Una habitación propia

Me apasiona hacer pan, amasarlo a mano y de masa madre con harina ecológica, pero ecológica de verdad. Hacerlo como siempre se ha hecho, con ingredientes puros y naturales, bien medidos, manteniéndote siempre fiel a las técnicas tradicionales de los buenos maestros artesanales, y respetando los tiempos de trabajo y de reposo que necesitan, para poder así sacarles todo su aroma y sabor.

Hacer pan con mis manos fue en su momento mi  manera particular de hacer meditación, de recuperar mi tiempo para la vida, dentro de un mundo consumido por las prisas. De vuelta a las raíces. Mi casa de repente se invadía del olor del pan recién hecho, trayéndome a la memoria recuerdos de mi infancia cuando todas las mañanas en el pueblo de mi abuelo, Burón (León) -antes de que nos derribaran la casa por el maldito embalse de Riaño- cogía mi bicicleta y me acercaba al horno de pan del pueblo a por la hogaza recién hecha. Eso sí era comer buen pan.

Para mí hacer un libro es como hacer un buen pan de masa madre, sólo que aquí los ingredientes son otros, pero la base es esencialmente la misma. Los largos tiempos de fermentación se sustituyen por los tiempos de reposo que necesita el libro a lo largo de todo el proceso de elaboración y en vez de harina el material base es el papel, compartiendo una misma naturaleza común (ambos proceden, al fin y al cabo, de plantas y fibras vegetales). Un libro se amasa desde la primera hoja, y se saborea y disfruta hasta leer o escribir la última línea. Eso, para mí, es como debe ser un buen libro.

En los últimos meses he sentido la necesidad de volver a encontrar una habitación propia, un tiempo donde dedicarme únicamente a crear de verdad, a disfrutar haciendo con mis manos sin tener prisa por cumplir unos tiempos de entrega, a seguir aprendiendo. Esa habitación propia la he encontrado en una manera muy particular de hacer encuadernación, y lo estoy disfrutando como hacía tiempo que no recordaba.

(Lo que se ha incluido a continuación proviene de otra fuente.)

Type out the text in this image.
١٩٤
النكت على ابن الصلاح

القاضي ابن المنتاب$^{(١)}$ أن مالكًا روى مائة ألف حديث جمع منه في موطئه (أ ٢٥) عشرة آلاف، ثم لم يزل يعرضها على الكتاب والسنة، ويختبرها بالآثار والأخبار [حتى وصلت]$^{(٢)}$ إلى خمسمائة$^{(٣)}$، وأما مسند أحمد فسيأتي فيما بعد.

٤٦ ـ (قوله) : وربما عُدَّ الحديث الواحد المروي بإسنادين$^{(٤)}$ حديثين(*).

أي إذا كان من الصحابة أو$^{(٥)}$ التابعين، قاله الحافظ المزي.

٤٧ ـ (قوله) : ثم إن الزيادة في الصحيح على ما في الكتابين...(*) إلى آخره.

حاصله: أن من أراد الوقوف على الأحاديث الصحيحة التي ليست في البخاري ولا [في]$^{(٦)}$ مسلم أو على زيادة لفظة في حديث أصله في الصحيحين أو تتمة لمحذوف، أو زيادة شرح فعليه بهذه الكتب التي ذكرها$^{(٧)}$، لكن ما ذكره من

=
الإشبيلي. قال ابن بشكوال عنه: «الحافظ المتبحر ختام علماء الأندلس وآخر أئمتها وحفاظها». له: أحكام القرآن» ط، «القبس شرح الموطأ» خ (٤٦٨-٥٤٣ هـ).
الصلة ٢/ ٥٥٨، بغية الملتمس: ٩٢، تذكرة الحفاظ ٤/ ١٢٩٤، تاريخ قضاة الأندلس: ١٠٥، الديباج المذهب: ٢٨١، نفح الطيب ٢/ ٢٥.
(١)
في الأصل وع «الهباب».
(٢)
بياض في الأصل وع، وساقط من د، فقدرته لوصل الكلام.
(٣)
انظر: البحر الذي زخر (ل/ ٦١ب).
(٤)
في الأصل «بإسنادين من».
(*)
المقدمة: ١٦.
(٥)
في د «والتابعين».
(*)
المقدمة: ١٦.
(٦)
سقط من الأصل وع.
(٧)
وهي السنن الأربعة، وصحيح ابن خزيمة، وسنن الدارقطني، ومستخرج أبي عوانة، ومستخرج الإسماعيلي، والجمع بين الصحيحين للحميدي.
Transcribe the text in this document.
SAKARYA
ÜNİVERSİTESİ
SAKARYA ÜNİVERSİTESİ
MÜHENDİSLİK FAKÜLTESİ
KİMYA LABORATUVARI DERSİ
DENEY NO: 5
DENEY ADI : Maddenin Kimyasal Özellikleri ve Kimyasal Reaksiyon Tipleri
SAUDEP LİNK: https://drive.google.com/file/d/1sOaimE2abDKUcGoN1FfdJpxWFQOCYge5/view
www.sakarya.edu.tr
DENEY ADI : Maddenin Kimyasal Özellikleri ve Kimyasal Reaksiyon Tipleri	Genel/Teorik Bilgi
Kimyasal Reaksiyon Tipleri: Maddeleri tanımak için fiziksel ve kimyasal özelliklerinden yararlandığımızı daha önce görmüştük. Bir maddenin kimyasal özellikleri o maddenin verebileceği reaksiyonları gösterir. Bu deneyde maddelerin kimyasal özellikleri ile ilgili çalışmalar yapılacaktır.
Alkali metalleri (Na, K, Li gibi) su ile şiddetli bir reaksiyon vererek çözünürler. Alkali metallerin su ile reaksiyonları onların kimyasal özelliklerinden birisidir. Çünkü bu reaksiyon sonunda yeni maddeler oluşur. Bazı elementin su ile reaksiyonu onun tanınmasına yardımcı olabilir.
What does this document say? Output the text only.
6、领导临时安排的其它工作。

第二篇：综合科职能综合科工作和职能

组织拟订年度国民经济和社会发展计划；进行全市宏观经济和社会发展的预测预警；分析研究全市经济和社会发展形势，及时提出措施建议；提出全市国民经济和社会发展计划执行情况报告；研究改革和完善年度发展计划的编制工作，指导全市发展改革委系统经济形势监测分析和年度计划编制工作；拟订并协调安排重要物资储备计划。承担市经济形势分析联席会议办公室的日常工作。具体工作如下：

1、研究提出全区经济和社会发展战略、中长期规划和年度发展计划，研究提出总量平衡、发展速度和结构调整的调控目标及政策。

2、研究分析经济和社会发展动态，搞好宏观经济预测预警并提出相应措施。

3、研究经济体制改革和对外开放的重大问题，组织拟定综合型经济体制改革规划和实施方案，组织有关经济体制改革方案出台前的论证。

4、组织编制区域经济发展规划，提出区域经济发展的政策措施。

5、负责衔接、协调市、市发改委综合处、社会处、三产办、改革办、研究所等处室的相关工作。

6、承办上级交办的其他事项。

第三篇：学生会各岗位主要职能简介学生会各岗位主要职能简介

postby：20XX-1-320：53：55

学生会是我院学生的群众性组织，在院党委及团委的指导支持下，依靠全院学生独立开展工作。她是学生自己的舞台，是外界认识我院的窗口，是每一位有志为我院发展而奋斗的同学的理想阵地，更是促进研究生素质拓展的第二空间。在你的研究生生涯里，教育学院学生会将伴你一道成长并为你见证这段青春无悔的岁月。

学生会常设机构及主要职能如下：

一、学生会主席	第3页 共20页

Este libro que a continuación os enseño es fruto de esos momentos. Está aún sin acabar, ya que me falta terminar de decorar las tapas, pero es uno de los trabajos que más satisfacción me ha dado. Forrado en piel de cabra, cuidado cada paso hasta el más mínimo detalle, y ahora sólo queda terminar de vestirlo. O quizá no. Pero no hay prisa, el tiempo decidirá.